Online Stochastic Matching: Beating 1-1/e

TL;DR

This paper introduces a novel online stochastic bipartite matching algorithm that surpasses the traditional 1-1/e approximation barrier, achieving a 0.67-approximation by leveraging dual offline solutions and the power of two choices.

Contribution

The paper presents the first online algorithm for stochastic bipartite matching that beats the 1-1/e approximation barrier, using a new approach based on disjoint offline solutions.

Findings

Achieves a 0.67-approximation ratio, surpassing the 1-1/e barrier.

Employs a novel method combining max flow solutions and the power of two choices.

Provides bounds on the optimal solution using a carefully constructed cut.

Abstract

We study the online stochastic bipartite matching problem, in a form motivated by display ad allocation on the Internet. In the online, but adversarial case, the celebrated result of Karp, Vazirani and Vazirani gives an approximation ratio of $1-1/e$. In the online, stochastic case when nodes are drawn repeatedly from a known distribution, the greedy algorithm matches this approximation ratio, but still, no algorithm is known that beats the $1 - 1/e$ bound. Our main result is a 0.67-approximation online algorithm for stochastic bipartite matching, breaking this $1 - {1/e}$ barrier. Furthermore, we show that no online algorithm can produce a $1-\epsilon$ approximation for an arbitrarily small $\epsilon$ for this problem.

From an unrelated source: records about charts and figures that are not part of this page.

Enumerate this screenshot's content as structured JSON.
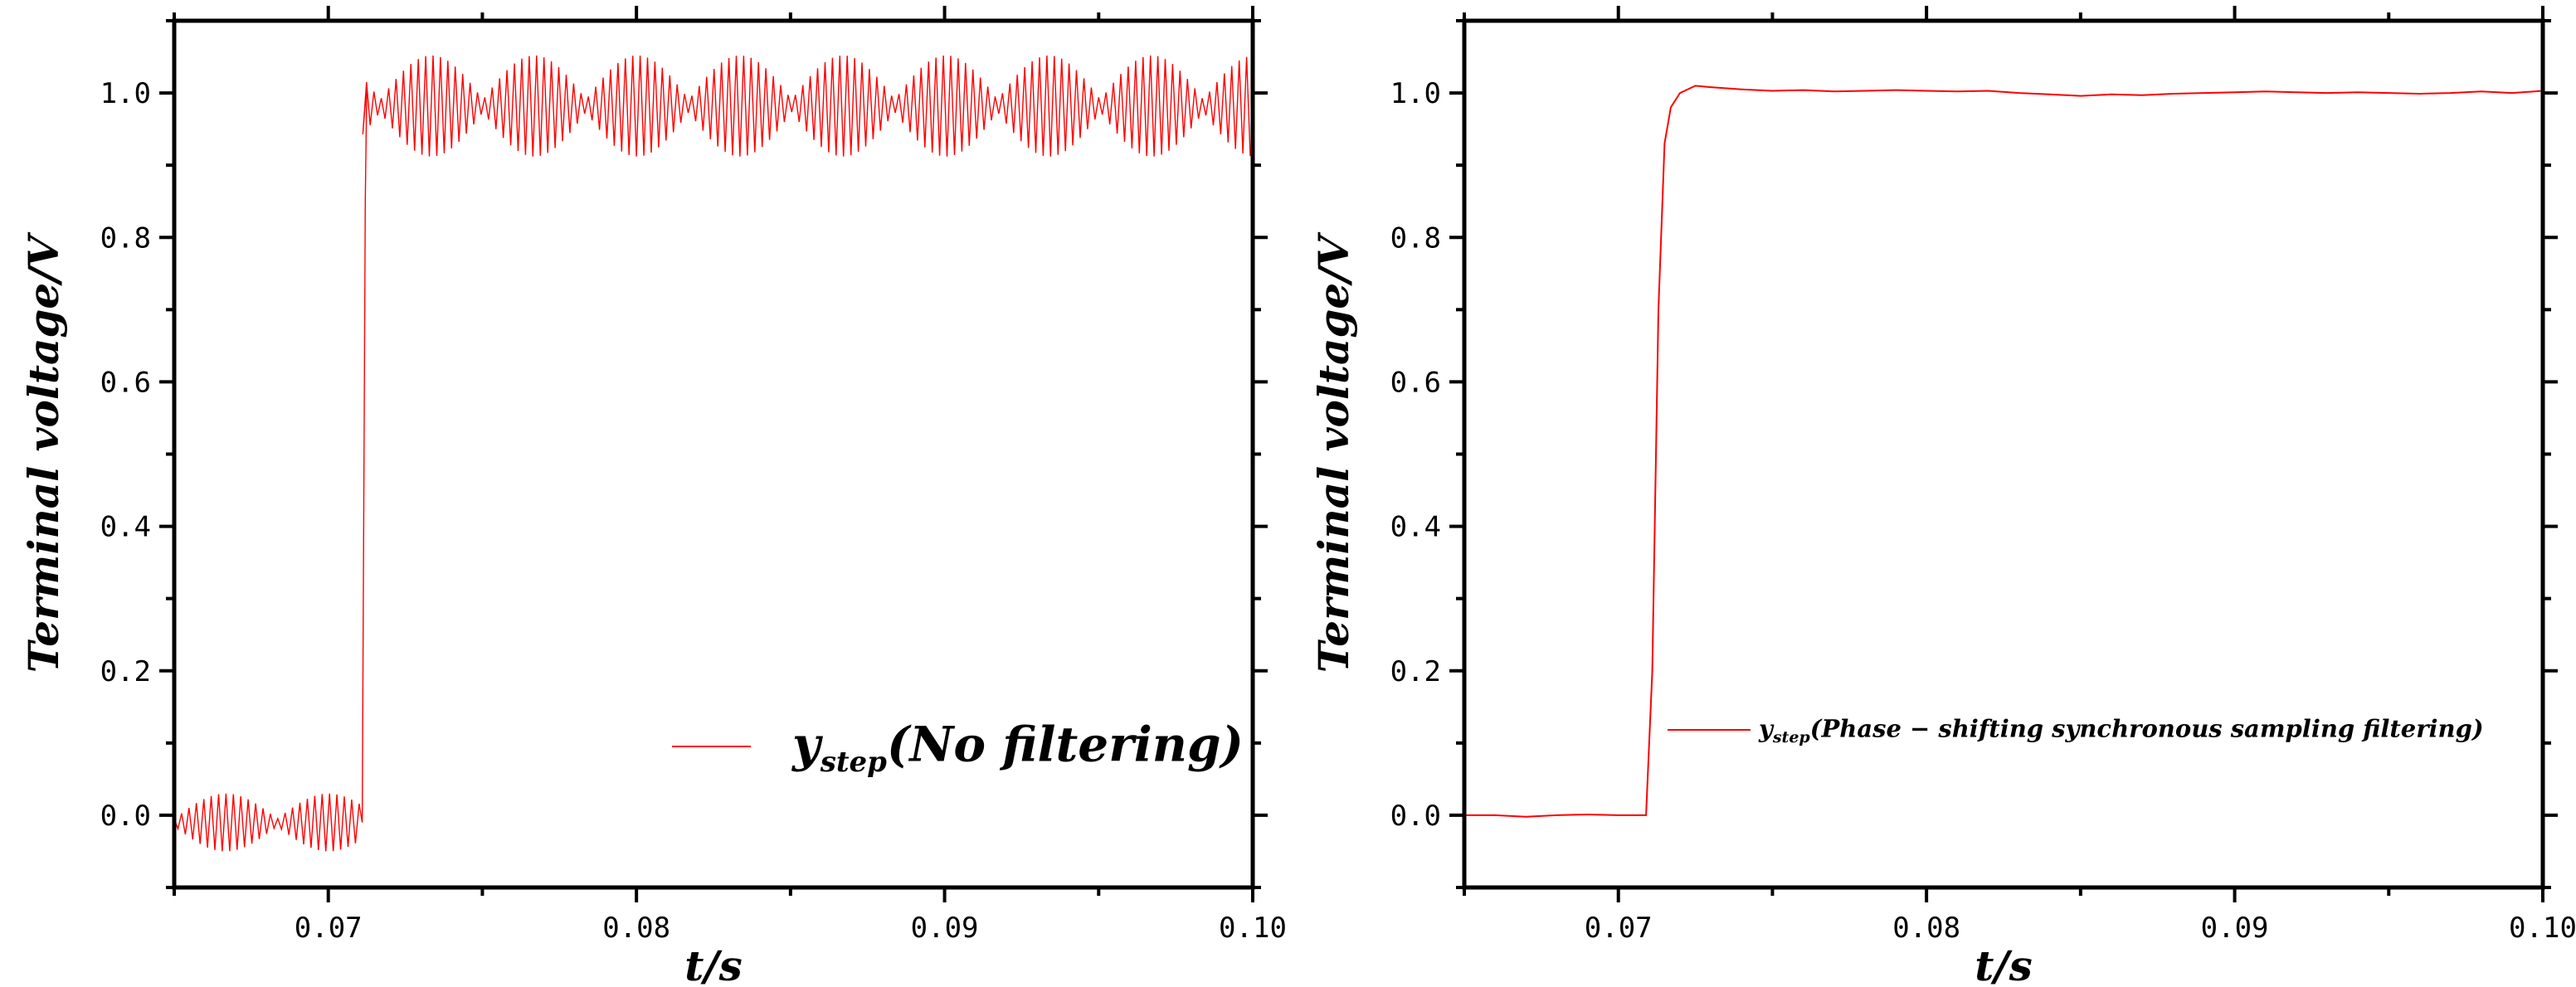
{
  "chart_data": [
    {
      "type": "line",
      "panel": "left",
      "xlabel": "t/s",
      "ylabel": "Terminal voltage/V",
      "xlim": [
        0.065,
        0.1
      ],
      "ylim": [
        -0.1,
        1.1
      ],
      "xticks": [
        0.07,
        0.08,
        0.09,
        0.1
      ],
      "xtick_labels": [
        "0.07",
        "0.08",
        "0.09",
        "0.10"
      ],
      "yticks": [
        0.0,
        0.2,
        0.4,
        0.6,
        0.8,
        1.0
      ],
      "ytick_labels": [
        "0.0",
        "0.2",
        "0.4",
        "0.6",
        "0.8",
        "1.0"
      ],
      "grid": false,
      "legend_position": "lower-right",
      "series": [
        {
          "name": "y_step(No filtering)",
          "legend_main": "y",
          "legend_sub": "step",
          "legend_rest": "(No filtering)",
          "color": "#ff0000",
          "step_time": 0.0711,
          "pre_level": -0.01,
          "post_level": 0.982,
          "pre_envelope_amplitude": 0.04,
          "post_envelope_amplitude": 0.07,
          "envelope_period": 0.00334,
          "x": [
            0.065,
            0.0667,
            0.0684,
            0.0701,
            0.0711,
            0.0712,
            0.0715,
            0.0732,
            0.0749,
            0.0766,
            0.0782,
            0.0799,
            0.0816,
            0.0832,
            0.0849,
            0.0866,
            0.0883,
            0.0899,
            0.0916,
            0.0932,
            0.0949,
            0.0966,
            0.0983,
            0.1
          ],
          "y_center": [
            -0.01,
            -0.01,
            -0.01,
            -0.01,
            -0.01,
            0.982,
            0.982,
            0.982,
            0.982,
            0.982,
            0.982,
            0.982,
            0.982,
            0.982,
            0.982,
            0.982,
            0.982,
            0.982,
            0.982,
            0.982,
            0.982,
            0.982,
            0.982,
            0.982
          ]
        }
      ]
    },
    {
      "type": "line",
      "panel": "right",
      "xlabel": "t/s",
      "ylabel": "Terminal voltage/V",
      "xlim": [
        0.065,
        0.1
      ],
      "ylim": [
        -0.1,
        1.1
      ],
      "xticks": [
        0.07,
        0.08,
        0.09,
        0.1
      ],
      "xtick_labels": [
        "0.07",
        "0.08",
        "0.09",
        "0.10"
      ],
      "yticks": [
        0.0,
        0.2,
        0.4,
        0.6,
        0.8,
        1.0
      ],
      "ytick_labels": [
        "0.0",
        "0.2",
        "0.4",
        "0.6",
        "0.8",
        "1.0"
      ],
      "grid": false,
      "legend_position": "center-right",
      "series": [
        {
          "name": "y_step(Phase-shifting synchronous sampling filtering)",
          "legend_main": "y",
          "legend_sub": "step",
          "legend_rest": "(Phase − shifting synchronous sampling filtering)",
          "color": "#ff0000",
          "x": [
            0.065,
            0.066,
            0.067,
            0.068,
            0.069,
            0.07,
            0.0705,
            0.0709,
            0.0711,
            0.0713,
            0.0715,
            0.0717,
            0.072,
            0.0725,
            0.073,
            0.074,
            0.075,
            0.076,
            0.077,
            0.078,
            0.079,
            0.08,
            0.081,
            0.082,
            0.083,
            0.084,
            0.085,
            0.086,
            0.087,
            0.088,
            0.089,
            0.09,
            0.091,
            0.092,
            0.093,
            0.094,
            0.095,
            0.096,
            0.097,
            0.098,
            0.099,
            0.1
          ],
          "y": [
            0.0,
            0.0,
            -0.002,
            0.0,
            0.001,
            0.0,
            0.0,
            0.0,
            0.2,
            0.7,
            0.93,
            0.98,
            1.0,
            1.01,
            1.008,
            1.005,
            1.003,
            1.004,
            1.002,
            1.003,
            1.004,
            1.003,
            1.002,
            1.003,
            1.0,
            0.998,
            0.996,
            0.998,
            0.997,
            0.999,
            1.0,
            1.001,
            1.002,
            1.001,
            1.0,
            1.001,
            1.0,
            0.999,
            1.0,
            1.002,
            1.0,
            1.003
          ]
        }
      ]
    }
  ]
}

We employ a novel application of the idea of the power of two choices from load balancing: we compute two disjoint solutions to the expected instance, and use both of them in the online algorithm in a prescribed preference order. To identify these two disjoint solutions, we solve a max flow problem in a boosted flow graph, and then carefully decompose this maximum flow to two edge-disjoint (near-)matchings. These two offline solutions are used to characterize an upper bound for the optimum in any scenario. This is done by identifying a cut whose value we can bound under the arrival distribution.